再者, 朱师应用小柴胡汤是随证加减, 绝非拘泥不化。该方中的人参, 他一般用党参代之, 偶尔有用沙参者, 多因气阴不足之故。其它如口渴去半夏加天花粉, 胁下痞硬加牡蛎等, 悉遵仲景成法。若呕而兼渴者, 朱师尝半夏与天花粉并用。他治疗渗出性胸膜炎, 凡症见恶寒发热、咳嗽气急, 胸胁胀痛者, 迳予小柴胡汤出入, 口渴加天花粉, 复入桔梗、枳壳以利胸膈气滞, 川楝子、郁金、当归须、丝瓜络(红花水炒)、玫瑰花等通络定痛。一般服二三剂, 身热即退, 再服1 周左右, 胸水逐步吸收, 转予旋覆花汤(茜草根代新绛) 加入疏肝理气, 通络止痛之品以善后。小柴胡汤退高热、祛饮邪获得佳效的事实, 印证了仲景所谓服此汤后“上焦得通, 津液得下, 胃气因和, 身 然汗出而解”之说,因为饮属阴邪, 照理当予“温药和之”, 焉有用黄芩、天花粉之理? 然而“上焦得通”, 源清则流洁;“津液得下”, 气化则饮消, 为医者岂能偏执一端。无独有偶, 当时泰州的另一位名医徐汉江先生治疗渗出性胸膜炎亦喜欢用小柴胡汤, 不过他见到“口渴”, 加用的不是天花粉, 而是生地黄。根据我个人的观察与体验, 小柴胡汤加生地黄的疗效绝不逊色。足见医家各有所长, 为学者不可有门户之见。“文革”期间, 我在家乡应诊, 一赵姓青年农民, 患渗出性胸膜炎, 曾用青、链霉素治疗数日, 不见效果, 转请我用中药治疗, 症见寒战、高热, 咳嗽气促, 胸胁胀满, 痛楚殊甚, 不能平卧, 舌苔垢腻, 脉弦数。当即予小柴胡汤加生地黄, 1剂而高热退, 惟胸胁胀痛、不能平卧不见缓解。知其胸膈饮积殊甚, 乃自制控涎丹(甘遂、大戟、白芥子) 为细末, 先服1g, 2 小时后未见动静, 旋又服115g, 1 小时后即泻下稀水若干, 周身汗出欲脱, 嘱其糜粥自养。俟后胸痛、气急迅即缓解, 诸症一泻而瘥。二方功用之神奇, 非亲历其境者难以置信。

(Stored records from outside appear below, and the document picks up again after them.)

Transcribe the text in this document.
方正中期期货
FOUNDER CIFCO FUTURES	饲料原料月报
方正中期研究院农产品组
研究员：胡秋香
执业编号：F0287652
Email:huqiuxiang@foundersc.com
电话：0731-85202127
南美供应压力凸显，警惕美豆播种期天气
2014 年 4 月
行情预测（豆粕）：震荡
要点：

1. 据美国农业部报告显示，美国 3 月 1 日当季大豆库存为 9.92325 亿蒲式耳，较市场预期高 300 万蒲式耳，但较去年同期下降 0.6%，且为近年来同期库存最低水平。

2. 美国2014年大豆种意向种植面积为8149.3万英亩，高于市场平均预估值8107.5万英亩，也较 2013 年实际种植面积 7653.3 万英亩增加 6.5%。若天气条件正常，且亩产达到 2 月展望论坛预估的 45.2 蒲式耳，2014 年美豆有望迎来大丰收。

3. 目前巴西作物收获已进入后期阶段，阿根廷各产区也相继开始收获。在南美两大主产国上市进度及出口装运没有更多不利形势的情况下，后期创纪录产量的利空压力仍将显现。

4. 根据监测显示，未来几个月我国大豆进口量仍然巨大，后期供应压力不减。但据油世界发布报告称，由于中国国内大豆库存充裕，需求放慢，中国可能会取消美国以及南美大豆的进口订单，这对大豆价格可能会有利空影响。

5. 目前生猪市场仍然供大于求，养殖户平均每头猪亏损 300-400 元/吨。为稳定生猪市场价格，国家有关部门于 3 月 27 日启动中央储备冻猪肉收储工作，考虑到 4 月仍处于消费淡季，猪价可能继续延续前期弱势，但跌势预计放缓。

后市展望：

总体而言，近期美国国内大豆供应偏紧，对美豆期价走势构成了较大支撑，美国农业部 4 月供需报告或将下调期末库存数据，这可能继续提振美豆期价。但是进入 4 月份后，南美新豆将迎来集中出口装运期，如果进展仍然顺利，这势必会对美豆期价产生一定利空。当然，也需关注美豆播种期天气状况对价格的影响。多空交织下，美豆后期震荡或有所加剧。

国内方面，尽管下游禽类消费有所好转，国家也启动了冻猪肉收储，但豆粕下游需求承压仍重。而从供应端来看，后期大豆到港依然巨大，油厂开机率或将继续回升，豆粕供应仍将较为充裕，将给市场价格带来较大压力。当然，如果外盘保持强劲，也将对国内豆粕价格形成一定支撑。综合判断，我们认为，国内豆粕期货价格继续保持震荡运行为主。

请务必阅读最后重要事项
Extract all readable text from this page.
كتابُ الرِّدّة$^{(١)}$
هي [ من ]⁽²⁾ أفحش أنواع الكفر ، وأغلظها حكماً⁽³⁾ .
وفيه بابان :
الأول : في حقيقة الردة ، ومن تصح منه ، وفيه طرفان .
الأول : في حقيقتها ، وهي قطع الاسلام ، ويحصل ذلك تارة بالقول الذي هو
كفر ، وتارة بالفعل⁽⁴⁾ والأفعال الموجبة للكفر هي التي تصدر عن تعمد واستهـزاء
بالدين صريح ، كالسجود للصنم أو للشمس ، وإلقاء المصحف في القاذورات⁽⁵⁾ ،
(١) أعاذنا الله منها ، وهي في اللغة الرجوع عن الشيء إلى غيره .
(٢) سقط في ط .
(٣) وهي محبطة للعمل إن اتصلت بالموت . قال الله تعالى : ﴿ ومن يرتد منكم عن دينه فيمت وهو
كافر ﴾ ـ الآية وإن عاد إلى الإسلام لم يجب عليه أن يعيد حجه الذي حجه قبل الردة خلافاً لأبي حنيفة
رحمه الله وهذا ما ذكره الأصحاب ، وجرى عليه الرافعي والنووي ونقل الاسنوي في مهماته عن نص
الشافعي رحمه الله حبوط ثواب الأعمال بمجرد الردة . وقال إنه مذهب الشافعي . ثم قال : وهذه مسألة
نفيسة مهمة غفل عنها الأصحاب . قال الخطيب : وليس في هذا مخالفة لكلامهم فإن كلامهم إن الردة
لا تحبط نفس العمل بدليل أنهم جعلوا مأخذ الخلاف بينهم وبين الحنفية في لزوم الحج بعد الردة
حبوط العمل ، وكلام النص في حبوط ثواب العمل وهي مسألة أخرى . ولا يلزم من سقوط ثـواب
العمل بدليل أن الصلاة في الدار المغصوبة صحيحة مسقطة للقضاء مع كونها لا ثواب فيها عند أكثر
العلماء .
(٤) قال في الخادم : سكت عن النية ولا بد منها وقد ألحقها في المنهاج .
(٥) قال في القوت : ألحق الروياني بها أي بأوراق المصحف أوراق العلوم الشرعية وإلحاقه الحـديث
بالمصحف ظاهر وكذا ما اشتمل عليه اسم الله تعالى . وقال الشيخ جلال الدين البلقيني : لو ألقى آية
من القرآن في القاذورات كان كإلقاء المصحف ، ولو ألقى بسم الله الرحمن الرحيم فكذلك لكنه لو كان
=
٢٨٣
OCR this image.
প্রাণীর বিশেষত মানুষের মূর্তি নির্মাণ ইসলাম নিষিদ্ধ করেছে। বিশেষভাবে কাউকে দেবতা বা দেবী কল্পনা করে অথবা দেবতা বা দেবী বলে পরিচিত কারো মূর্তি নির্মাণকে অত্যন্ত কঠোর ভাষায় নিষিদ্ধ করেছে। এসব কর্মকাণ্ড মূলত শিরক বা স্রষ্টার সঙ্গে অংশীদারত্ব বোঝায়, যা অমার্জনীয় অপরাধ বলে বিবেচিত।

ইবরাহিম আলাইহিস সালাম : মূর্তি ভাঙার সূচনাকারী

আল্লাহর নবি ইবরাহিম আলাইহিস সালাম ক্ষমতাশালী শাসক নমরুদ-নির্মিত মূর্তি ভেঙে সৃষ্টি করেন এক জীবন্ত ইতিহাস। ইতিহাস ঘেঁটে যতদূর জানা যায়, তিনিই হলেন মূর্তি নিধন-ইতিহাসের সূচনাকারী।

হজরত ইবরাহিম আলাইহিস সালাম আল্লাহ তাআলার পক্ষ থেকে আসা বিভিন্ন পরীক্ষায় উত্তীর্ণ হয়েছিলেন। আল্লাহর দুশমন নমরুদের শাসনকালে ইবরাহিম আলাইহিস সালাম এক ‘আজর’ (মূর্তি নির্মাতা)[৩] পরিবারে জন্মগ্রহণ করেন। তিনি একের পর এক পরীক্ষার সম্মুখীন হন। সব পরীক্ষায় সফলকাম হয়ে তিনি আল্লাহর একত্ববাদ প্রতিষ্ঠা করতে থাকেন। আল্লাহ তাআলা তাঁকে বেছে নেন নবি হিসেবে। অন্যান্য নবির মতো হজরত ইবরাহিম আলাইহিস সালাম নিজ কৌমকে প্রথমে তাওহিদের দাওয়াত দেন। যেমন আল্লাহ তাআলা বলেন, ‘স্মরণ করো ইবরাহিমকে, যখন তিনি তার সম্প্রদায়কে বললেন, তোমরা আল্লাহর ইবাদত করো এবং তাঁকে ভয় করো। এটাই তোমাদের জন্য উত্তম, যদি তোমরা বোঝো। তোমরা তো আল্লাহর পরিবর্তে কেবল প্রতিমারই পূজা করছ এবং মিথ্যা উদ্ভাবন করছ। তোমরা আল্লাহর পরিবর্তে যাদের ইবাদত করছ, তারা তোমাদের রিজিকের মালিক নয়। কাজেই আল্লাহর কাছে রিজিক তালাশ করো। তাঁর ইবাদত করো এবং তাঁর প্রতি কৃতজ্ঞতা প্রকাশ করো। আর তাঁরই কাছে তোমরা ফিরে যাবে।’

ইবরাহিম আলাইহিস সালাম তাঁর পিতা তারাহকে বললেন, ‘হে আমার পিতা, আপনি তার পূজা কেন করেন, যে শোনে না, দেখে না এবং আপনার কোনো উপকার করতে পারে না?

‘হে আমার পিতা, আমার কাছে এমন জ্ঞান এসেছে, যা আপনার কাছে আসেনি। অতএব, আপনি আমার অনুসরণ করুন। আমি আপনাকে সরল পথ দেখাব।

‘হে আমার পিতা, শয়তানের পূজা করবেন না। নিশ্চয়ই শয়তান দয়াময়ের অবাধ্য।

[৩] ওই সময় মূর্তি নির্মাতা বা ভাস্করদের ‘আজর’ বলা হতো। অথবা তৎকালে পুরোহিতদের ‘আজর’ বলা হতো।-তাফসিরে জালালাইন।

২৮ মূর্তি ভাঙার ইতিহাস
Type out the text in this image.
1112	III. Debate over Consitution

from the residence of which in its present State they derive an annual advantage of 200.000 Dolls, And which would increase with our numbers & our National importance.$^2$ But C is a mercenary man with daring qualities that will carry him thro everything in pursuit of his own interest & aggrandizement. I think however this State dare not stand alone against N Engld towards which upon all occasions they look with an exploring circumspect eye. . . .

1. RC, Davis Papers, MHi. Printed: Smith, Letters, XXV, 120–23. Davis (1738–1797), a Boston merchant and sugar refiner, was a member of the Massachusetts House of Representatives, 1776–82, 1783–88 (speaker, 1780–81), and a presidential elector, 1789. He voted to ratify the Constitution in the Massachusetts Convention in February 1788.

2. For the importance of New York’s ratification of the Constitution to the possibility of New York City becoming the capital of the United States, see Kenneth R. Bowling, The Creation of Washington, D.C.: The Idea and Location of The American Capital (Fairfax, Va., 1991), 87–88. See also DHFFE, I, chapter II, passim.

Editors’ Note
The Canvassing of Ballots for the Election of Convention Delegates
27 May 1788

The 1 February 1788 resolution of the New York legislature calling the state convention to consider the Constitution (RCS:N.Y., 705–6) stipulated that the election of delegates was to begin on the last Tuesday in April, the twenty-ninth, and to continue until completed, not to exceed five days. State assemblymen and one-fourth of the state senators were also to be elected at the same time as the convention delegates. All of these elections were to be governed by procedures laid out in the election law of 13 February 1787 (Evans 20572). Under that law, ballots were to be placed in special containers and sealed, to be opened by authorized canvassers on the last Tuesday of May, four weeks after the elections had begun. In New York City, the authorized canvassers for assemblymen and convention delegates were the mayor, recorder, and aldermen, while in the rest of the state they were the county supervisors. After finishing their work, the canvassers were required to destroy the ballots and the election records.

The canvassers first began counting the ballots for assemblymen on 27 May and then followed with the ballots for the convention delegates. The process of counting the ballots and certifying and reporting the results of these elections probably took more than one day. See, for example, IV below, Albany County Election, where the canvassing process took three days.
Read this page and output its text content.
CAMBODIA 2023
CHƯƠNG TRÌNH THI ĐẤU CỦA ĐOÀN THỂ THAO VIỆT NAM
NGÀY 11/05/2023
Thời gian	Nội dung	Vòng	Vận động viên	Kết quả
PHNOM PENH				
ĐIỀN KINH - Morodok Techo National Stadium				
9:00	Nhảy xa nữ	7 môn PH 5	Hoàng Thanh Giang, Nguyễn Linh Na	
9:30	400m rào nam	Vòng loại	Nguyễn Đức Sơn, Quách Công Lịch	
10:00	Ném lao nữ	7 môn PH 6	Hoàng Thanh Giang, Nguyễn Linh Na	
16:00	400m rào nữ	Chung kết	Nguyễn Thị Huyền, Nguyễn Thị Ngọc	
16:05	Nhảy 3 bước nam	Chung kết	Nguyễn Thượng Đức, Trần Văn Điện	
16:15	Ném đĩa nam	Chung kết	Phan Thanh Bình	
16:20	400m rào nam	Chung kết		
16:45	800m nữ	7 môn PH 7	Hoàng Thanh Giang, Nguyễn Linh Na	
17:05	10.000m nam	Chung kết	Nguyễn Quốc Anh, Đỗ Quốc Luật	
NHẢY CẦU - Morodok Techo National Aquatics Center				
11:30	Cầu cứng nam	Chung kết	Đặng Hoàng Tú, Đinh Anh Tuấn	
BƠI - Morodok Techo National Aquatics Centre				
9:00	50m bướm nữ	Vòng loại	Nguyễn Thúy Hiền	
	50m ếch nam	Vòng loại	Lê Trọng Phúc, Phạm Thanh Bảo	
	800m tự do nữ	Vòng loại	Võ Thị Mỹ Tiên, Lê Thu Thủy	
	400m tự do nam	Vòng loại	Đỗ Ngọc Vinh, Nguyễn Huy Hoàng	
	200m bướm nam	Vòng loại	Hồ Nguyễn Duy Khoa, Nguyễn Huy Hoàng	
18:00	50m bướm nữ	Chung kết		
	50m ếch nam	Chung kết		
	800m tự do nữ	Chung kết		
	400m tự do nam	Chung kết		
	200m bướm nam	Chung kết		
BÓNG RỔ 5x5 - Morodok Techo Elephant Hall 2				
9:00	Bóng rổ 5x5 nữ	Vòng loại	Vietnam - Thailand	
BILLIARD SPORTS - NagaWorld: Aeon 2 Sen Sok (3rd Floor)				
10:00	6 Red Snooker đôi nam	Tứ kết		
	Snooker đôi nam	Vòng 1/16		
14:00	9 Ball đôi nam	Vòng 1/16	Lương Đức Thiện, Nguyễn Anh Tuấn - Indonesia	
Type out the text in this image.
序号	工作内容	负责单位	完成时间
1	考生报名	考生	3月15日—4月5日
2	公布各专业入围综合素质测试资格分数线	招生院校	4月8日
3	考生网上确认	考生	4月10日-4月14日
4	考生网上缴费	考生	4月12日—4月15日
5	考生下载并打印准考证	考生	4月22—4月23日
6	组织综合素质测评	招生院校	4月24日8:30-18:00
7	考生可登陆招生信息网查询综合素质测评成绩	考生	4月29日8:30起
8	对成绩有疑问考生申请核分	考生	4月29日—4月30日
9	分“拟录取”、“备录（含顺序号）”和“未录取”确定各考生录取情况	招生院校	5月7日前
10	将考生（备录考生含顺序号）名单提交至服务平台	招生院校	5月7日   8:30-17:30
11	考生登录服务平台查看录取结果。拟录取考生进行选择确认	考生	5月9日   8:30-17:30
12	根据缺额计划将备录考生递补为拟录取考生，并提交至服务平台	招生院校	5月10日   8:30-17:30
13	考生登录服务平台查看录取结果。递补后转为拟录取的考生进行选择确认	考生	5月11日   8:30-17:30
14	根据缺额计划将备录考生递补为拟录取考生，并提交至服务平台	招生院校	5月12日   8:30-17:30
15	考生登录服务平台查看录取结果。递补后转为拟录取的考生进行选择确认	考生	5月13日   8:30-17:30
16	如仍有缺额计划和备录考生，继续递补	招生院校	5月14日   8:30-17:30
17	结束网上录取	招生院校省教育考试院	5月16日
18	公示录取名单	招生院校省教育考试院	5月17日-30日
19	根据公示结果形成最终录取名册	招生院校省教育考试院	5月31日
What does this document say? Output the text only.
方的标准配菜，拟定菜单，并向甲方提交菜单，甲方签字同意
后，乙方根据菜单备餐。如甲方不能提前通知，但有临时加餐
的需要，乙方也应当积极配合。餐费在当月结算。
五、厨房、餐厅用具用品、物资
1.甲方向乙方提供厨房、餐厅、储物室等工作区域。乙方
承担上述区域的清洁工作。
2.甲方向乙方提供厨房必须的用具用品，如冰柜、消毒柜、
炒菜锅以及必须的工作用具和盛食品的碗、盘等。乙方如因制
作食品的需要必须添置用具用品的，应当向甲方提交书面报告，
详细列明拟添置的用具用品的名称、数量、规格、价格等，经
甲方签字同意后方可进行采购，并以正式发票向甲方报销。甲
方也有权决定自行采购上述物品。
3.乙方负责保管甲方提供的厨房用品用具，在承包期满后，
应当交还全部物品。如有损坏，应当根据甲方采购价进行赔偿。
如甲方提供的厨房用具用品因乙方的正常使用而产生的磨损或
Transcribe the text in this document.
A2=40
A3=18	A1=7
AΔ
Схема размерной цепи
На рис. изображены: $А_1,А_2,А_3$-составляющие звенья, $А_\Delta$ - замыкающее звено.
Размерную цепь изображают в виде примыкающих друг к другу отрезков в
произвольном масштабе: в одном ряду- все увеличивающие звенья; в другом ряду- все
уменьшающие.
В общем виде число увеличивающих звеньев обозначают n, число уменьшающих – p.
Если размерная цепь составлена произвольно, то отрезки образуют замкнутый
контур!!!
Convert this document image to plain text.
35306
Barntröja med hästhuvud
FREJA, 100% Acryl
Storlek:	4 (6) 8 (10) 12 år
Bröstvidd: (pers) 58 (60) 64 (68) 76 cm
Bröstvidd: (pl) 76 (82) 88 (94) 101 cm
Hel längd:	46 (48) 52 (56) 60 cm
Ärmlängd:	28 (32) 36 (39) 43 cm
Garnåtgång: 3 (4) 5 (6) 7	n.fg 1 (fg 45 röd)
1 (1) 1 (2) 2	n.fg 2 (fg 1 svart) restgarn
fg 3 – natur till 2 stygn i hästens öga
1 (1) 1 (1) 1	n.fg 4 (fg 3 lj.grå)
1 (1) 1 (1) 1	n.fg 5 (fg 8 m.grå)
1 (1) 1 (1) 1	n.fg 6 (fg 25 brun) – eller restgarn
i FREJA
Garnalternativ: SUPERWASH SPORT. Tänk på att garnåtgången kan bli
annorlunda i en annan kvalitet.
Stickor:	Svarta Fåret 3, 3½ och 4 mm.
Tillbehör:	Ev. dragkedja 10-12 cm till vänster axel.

朱师用小柴胡汤真正做到了当用则用, 不当用时绝对不用, 体现了他严谨的医风。他告诉我, 在上世纪50 年代, 他应邀到镇江出诊, 事缘某女患者胁痛、低热长期不退, 曾先后请当地两位颇有名气的中医治疗, 未见疗效, 特专程请朱师诊治。二位医生私下议论,“柴胡先生”来了, 大概要用小柴胡汤。讵料朱师诊毕, 竟开了一张看似轻描淡写的处方, 药用桑叶、菊花、钩藤、黄芩、北沙参、石斛、炒川楝子、郁金、玫瑰花、甘草。服药3 剂,低热即退, 胁痛亦除。病家设宴为朱师送行, 并邀二位医师作陪, 席间畅叙, 切磋医术, 话题又是小柴胡汤的应用。一位医师说:“胁痛、发热, 我们因胆怯未用小柴胡汤, 先生擅用此方而不用, 何也?”朱师答道:“我见其舌上光红无苔, 小柴胡汤用不进去, 虽有胁痛、低热, 只宜清泄肝阳、养阴和络。”二人叹服。从小柴胡汤的疏达到桑、菊、钩、芩之清泄, 先生的权变, 可见一斑。
我常想, 与其在高楼深院中研究小柴胡汤的适应症和应用方法, 寻章摘句探讨柴胡是否“劫肝阴”这类课题, 陈陈相因, 了无新意, 倒不如到临床中去摔打磨练, 去亲证它的应用, 从而解开心中的疑窦, 领悟其中的真谛。